Sports Illustrated’s staff has reportedly been told there will be ‘mass layoffs’ in a bombshell email on Friday. 

It is the latest crisis engulfing the iconic sports publication that was also accused of publishing stories using artificial intelligence just months ago.

The Arena Group – which publishes Sports Illustrated – has informed employees that a ‘significant number, possibly all, of the Guild-represented workers at SI’ will be laid off.

It comes as a result of Authentic Brands Group (ABG), the group that purchased Sports Illustrated for $110million in 2019, ending its agreement with Arena to publish in both print and digital.

Arena missed a $2.8m payment as part of the licensing agreement three weeks ago.

Sports Illustrated ‘s entire staff was told in an email on Friday that they were being laid off
A George Mason University fan holds up a Sports Illustrated magazine at a send off for the team, March 29, 2006

An email from Arena sent to staff on Friday, and reported by Front Office Sports, read: ‘We were notified by Authentic Brands Group (ABG) that the license under which the Arena Group operates the Sports Illustrated (SI) brand and SI related properties has been officially revoked by ABG. 

‘As a result of this license revocation, we will be laying off staff that work on the SI brand.

‘Some employees will be terminated immediately, and paid in lieu of the applicable notice period under the [the union contract]. Employees with a last working day of today will be contacted by the People team soon. 

‘Other employees will be expected to work through the end of the notice period, and will receive additional information shortly.’

The Sports Illustrated Guild posted their own statement on X, saying: ‘This is another difficult day in what has been a difficult four years for Sports Illustrated under Arena Group (previously The Maven) stewardship,

‘We are calling on ABG to ensure the continued publication of SI and allow it to serve our audience in the way it has for nearly 70 years.’

‘We have fought together as a union to maintain the standard of this storied publication that we love, and to make sure our workers are treated fairly for the value they bring to this company. It is a fight we will continue,’ added NFL editor and unit chair Mitch Goldich.

Sports Illustrated, now run as a website and once-monthly publication by the Arena Group, at one time was a weekly in the Time Inc. stable of magazines known for its sterling writing.

‘Its ambitions were grand,’ said Jeff Jarvis, author of ‘Magazine,’ a book he describes as an elegy for the industry. 

It comes just months after Sports Illustrated’s reputation was damaged by being less than forthcoming about who or what is writing its stories at the dawn of the artificial intelligence age.

The once-powerful publication fired a company that produced articles for its website written under the byline of authors who apparently don’t exist.

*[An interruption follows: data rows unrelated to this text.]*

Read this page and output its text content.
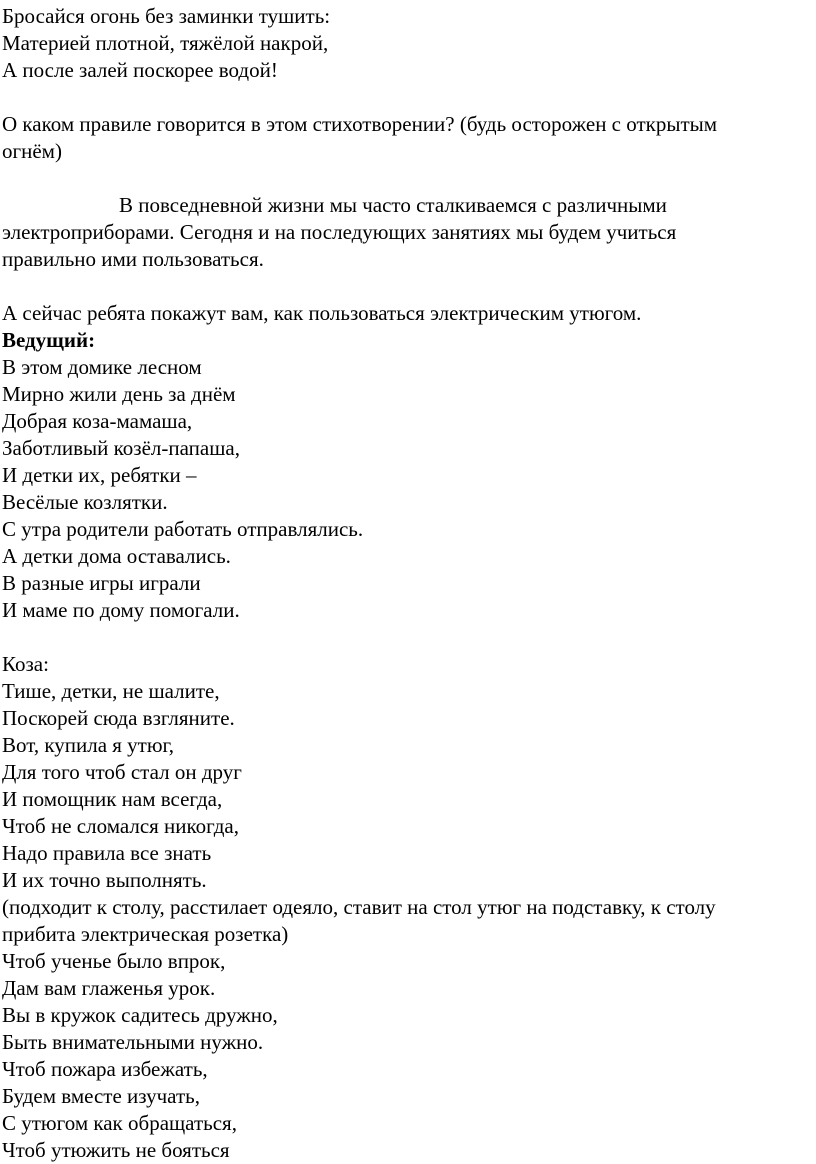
Бросайся огонь без заминки тушить:

Материей плотной, тяжёлой накрой,

А после залей поскорее водой!

О каком правиле говорится в этом стихотворении? (будь осторожен с открытым

огнём)

В повседневной жизни мы часто сталкиваемся с различными

электроприборами. Сегодня и на последующих занятиях мы будем учиться

правильно ими пользоваться.

А сейчас ребята покажут вам, как пользоваться электрическим утюгом.

Ведущий:

В этом домике лесном

Мирно жили день за днём

Добрая коза-мамаша,

Заботливый козёл-папаша,

И детки их, ребятки –

Весёлые козлятки.

С утра родители работать отправлялись.

А детки дома оставались.

В разные игры играли

И маме по дому помогали.

Коза:

Тише, детки, не шалите,

Поскорей сюда взгляните.

Вот, купила я утюг,

Для того чтоб стал он друг

И помощник нам всегда,

Чтоб не сломался никогда,

Надо правила все знать

И их точно выполнять.

(подходит к столу, расстилает одеяло, ставит на стол утюг на подставку, к столу

прибита электрическая розетка)

Чтоб ученье было впрок,

Дам вам глаженья урок.

Вы в кружок садитесь дружно,

Быть внимательными нужно.

Чтоб пожара избежать,

Будем вместе изучать,

С утюгом как обращаться,

Чтоб утюжить не бояться
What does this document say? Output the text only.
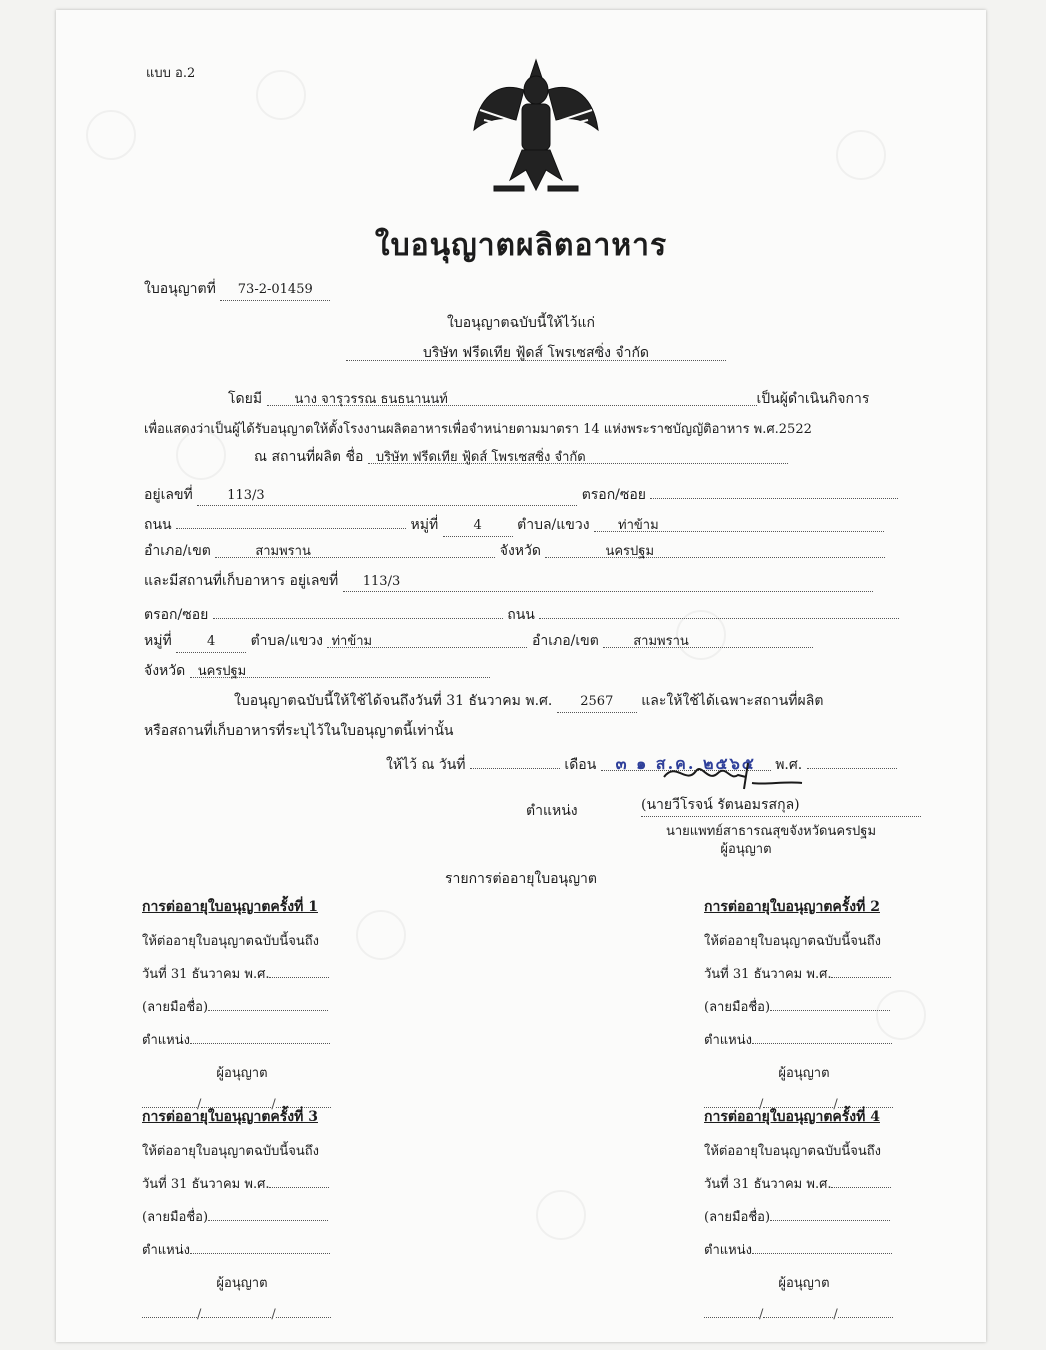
แบบ อ.2
ใบอนุญาตผลิตอาหาร
ใบอนุญาตที่ 73-2-01459
ใบอนุญาตฉบับนี้ให้ไว้แก่
บริษัท ฟรีดเทีย ฟู้ดส์ โพรเซสซิ่ง จำกัด
โดยมี นาง จารุวรรณ ธนธนานนท์	เป็นผู้ดำเนินกิจการ
เพื่อแสดงว่าเป็นผู้ได้รับอนุญาตให้ตั้งโรงงานผลิตอาหารเพื่อจำหน่ายตามมาตรา 14 แห่งพระราชบัญญัติอาหาร พ.ศ.2522
ณ สถานที่ผลิต ชื่อ บริษัท ฟรีดเทีย ฟู้ดส์ โพรเซสซิ่ง จำกัด
อยู่เลขที่	113/3	ตรอก/ซอย
ถนน	หมู่ที่	4	ตำบล/แขวง ท่าข้าม
อำเภอ/เขต	สามพราน	จังหวัด	นครปฐม
และมีสถานที่เก็บอาหาร อยู่เลขที่ 113/3
ตรอก/ซอย	ถนน
หมู่ที่	4	ตำบล/แขวง ท่าข้าม	อำเภอ/เขต	สามพราน
จังหวัด นครปฐม
ใบอนุญาตฉบับนี้ให้ใช้ได้จนถึงวันที่ 31 ธันวาคม พ.ศ. 2567 และให้ใช้ได้เฉพาะสถานที่ผลิต
หรือสถานที่เก็บอาหารที่ระบุไว้ในใบอนุญาตนี้เท่านั้น
ให้ไว้ ณ วันที่	เดือน ๓ ๑ ส.ค. ๒๕๖๕ พ.ศ.
ตำแหน่ง	(นายวีโรจน์ รัตนอมรสกุล)
นายแพทย์สาธารณสุขจังหวัดนครปฐม
ผู้อนุญาต
รายการต่ออายุใบอนุญาต
การต่ออายุใบอนุญาตครั้งที่ 1
ให้ต่ออายุใบอนุญาตฉบับนี้จนถึง
วันที่ 31 ธันวาคม พ.ศ.
(ลายมือชื่อ)
ตำแหน่ง
ผู้อนุญาต
/	/
การต่ออายุใบอนุญาตครั้งที่ 2
ให้ต่ออายุใบอนุญาตฉบับนี้จนถึง
วันที่ 31 ธันวาคม พ.ศ.
(ลายมือชื่อ)
ตำแหน่ง
ผู้อนุญาต
/	/
การต่ออายุใบอนุญาตครั้งที่ 3
ให้ต่ออายุใบอนุญาตฉบับนี้จนถึง
วันที่ 31 ธันวาคม พ.ศ.
(ลายมือชื่อ)
ตำแหน่ง
ผู้อนุญาต
/	/
การต่ออายุใบอนุญาตครั้งที่ 4
ให้ต่ออายุใบอนุญาตฉบับนี้จนถึง
วันที่ 31 ธันวาคม พ.ศ.
(ลายมือชื่อ)
ตำแหน่ง
ผู้อนุญาต
/	/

But it denied a published report that stories themselves were written by an artificial intelligence tool.

The Futurism website reported that Sports Illustrated used stories for product reviews that had authors it could not identify. Futurism found a picture of one author listed, Drew Ortiz, on a website that sells AI-generated portraits.

The magazine’s author profile said that ‘Drew has spent much of his life outdoors, and is excited to guide you through his never-ending list of the best products to keep you from falling to the perils of nature.’

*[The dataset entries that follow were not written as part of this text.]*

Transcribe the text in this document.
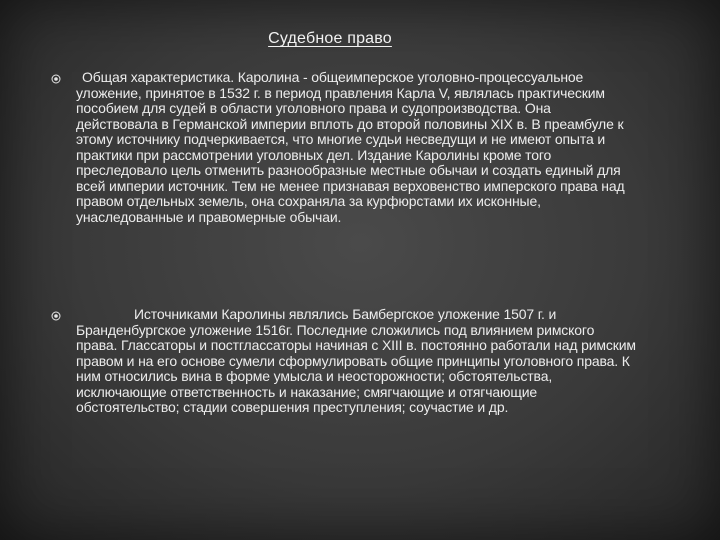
Судебное право
Общая характеристика. Каролина - общеимперское уголовно-процессуальное уложение, принятое в 1532 г. в период правления Карла V, являлась практическим пособием для судей в области уголовного права и судопроизводства. Она действовала в Германской империи вплоть до второй половины XIX в. В преамбуле к этому источнику подчеркивается, что многие судьи несведущи и не имеют опыта и практики при рассмотрении уголовных дел. Издание Каролины кроме того преследовало цель отменить разнообразные местные обычаи и создать единый для всей империи источник. Тем не менее признавая верховенство имперского права над правом отдельных земель, она сохраняла за курфюрстами их исконные, унаследованные и правомерные обычаи.
Источниками Каролины являлись Бамбергское уложение 1507 г. и Бранденбургское уложение 1516г. Последние сложились под влиянием римского права. Глассаторы и постглассаторы начиная с XIII в. постоянно работали над римским правом и на его основе сумели сформулировать общие принципы уголовного права. К ним относились вина в форме умысла и неосторожности; обстоятельства, исключающие ответственность и наказание; смягчающие и отягчающие обстоятельство; стадии совершения преступления; соучастие и др.
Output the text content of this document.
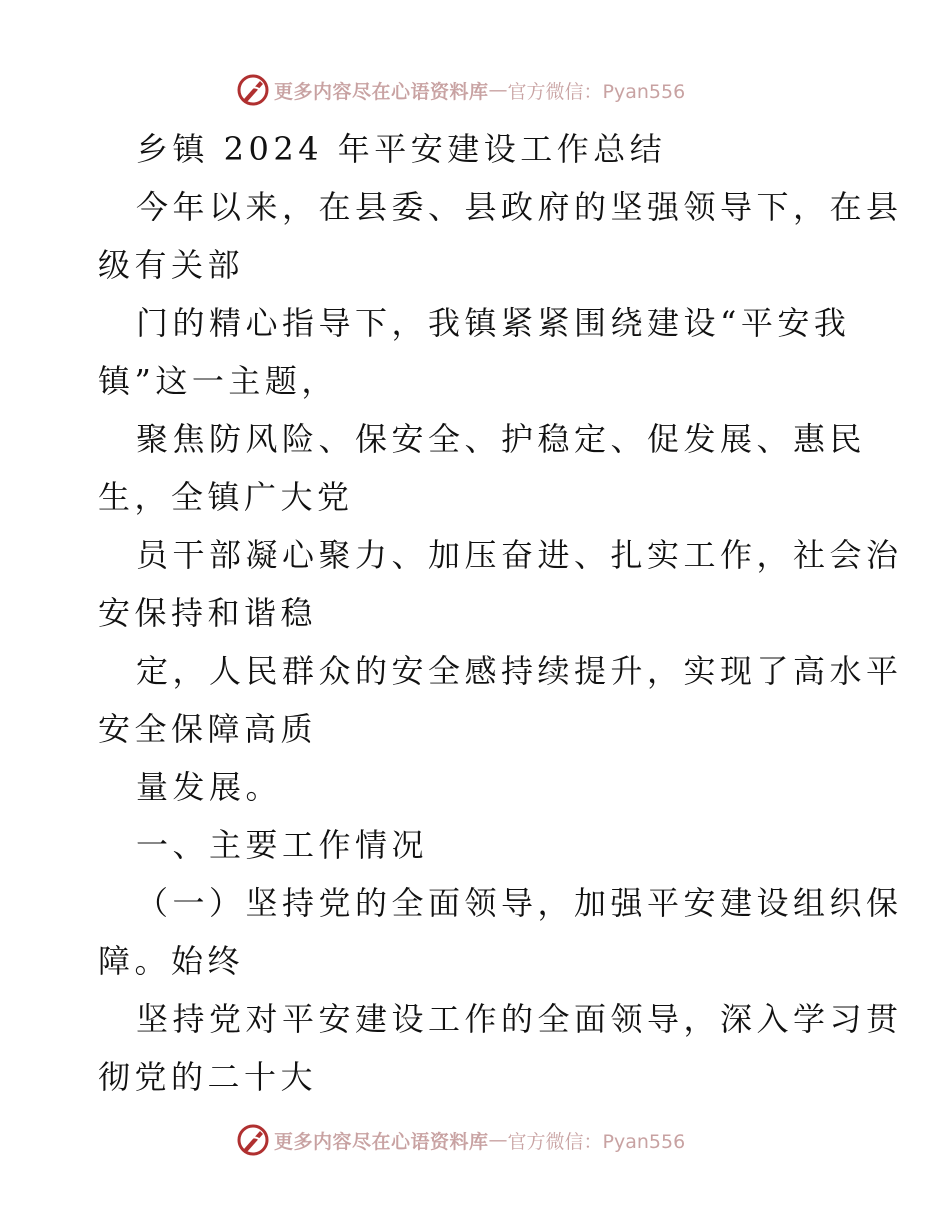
更多内容尽在心语资料库 — 官方微信：Pyan556
乡镇 2024 年平安建设工作总结
今年以来，在县委、县政府的坚强领导下，在县
级有关部
门的精心指导下，我镇紧紧围绕建设“平安我
镇”这一主题，
聚焦防风险、保安全、护稳定、促发展、惠民
生，全镇广大党
员干部凝心聚力、加压奋进、扎实工作，社会治
安保持和谐稳
定，人民群众的安全感持续提升，实现了高水平
安全保障高质
量发展。
一、主要工作情况
（一）坚持党的全面领导，加强平安建设组织保
障。始终
坚持党对平安建设工作的全面领导，深入学习贯
彻党的二十大
更多内容尽在心语资料库 — 官方微信：Pyan556
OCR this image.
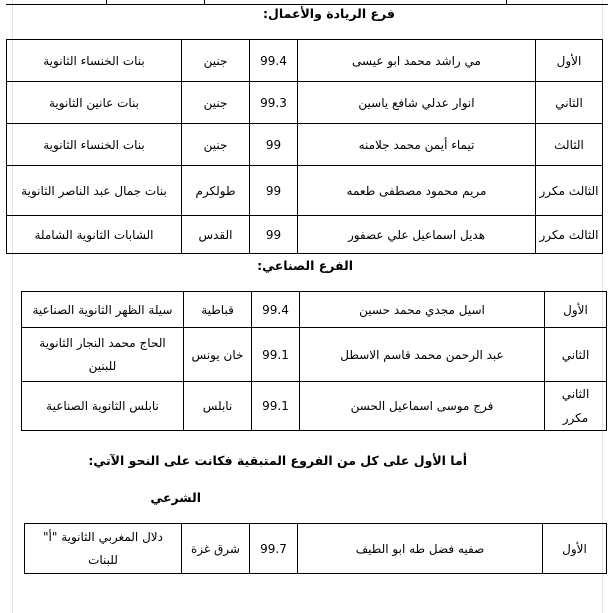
فرع الريادة والأعمال:
الأول	مي راشد محمد ابو عيسى	99.4	جنين	بنات الخنساء الثانوية
الثاني	انوار عدلي شافع ياسين	99.3	جنين	بنات عانين الثانوية
الثالث	تيماء أيمن محمد جلامنه	99	جنين	بنات الخنساء الثانوية
الثالث مكرر	مريم محمود مصطفى طعمه	99	طولكرم	بنات جمال عبد الناصر الثانوية
الثالث مكرر	هديل اسماعيل علي عصفور	99	القدس	الشابات الثانوية الشاملة
الفرع الصناعي:
الأول	اسيل مجدي محمد حسين	99.4	قباطية	سيلة الظهر الثانوية الصناعية
الثاني	عبد الرحمن محمد قاسم الاسطل	99.1	خان يونس	الحاج محمد النجار الثانوية للبنين
الثاني مكرر	فرج موسى اسماعيل الحسن	99.1	نابلس	نابلس الثانوية الصناعية
أما الأول على كل من الفروع المتبقية فكانت على النحو الآتي:
الشرعي
الأول	صفيه فضل طه ابو الطيف	99.7	شرق غزة	دلال المغربي الثانوية "أ" للبنات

Upon questioning Sports Illustrated, Futurism said all of the authors with AI-generated portraits disappeared from the magazine’s website. No explanation was offered.

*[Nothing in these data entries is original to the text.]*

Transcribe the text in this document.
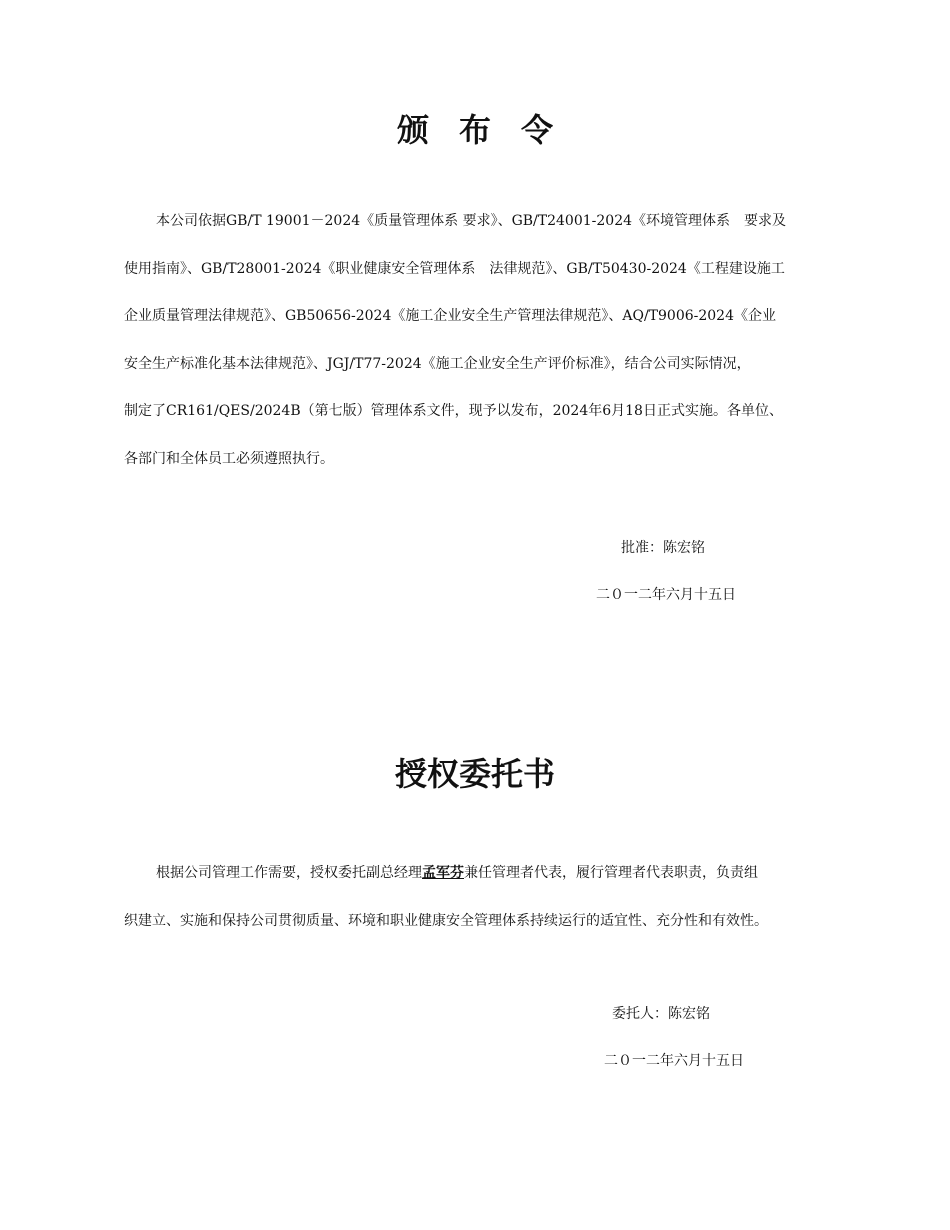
颁布令
本公司依据GB/T 19001－2024《质量管理体系 要求》、GB/T24001-2024《环境管理体系　要求及
使用指南》、GB/T28001-2024《职业健康安全管理体系　法律规范》、GB/T50430-2024《工程建设施工
企业质量管理法律规范》、GB50656-2024《施工企业安全生产管理法律规范》、AQ/T9006-2024《企业
安全生产标准化基本法律规范》、JGJ/T77-2024《施工企业安全生产评价标准》，结合公司实际情况，
制定了CR161/QES/2024B（第七版）管理体系文件，现予以发布，2024年6月18日正式实施。各单位、
各部门和全体员工必须遵照执行。

批准：陈宏铭

二０一二年六月十五日

授权委托书
根据公司管理工作需要，授权委托副总经理孟军芬兼任管理者代表，履行管理者代表职责，负责组
织建立、实施和保持公司贯彻质量、环境和职业健康安全管理体系持续运行的适宜性、充分性和有效性。

委托人：陈宏铭

二０一二年六月十五日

Futurism quoted an unnamed person at the magazine who said artificial intelligence was used in the creation of some content as well – ‘no matter how much they say that it’s not.’

Sports Illustrated said the articles in question were created by a third-party company, AdVon Commerce, which assured the magazine that they were written and edited by humans. AdVon had its writers use a pen name, ‘actions we don’t condone,’ Sports Illustrated said.

‘We are removing the content while our internal investigation continues and have since ended the partnership,’ the magazine said. A message to AdVon wasn’t immediately returned on Tuesday.

In a statement, the Sports Illustrated Union said it was horrified by the Futurism story.

‘We demand answers and transparency from Arena group management about what exactly has been published under the SI name,’ the union said. ‘We demand the company commit to adhering to basic journalistic standards, including not publishing computer-written stories by fake people.’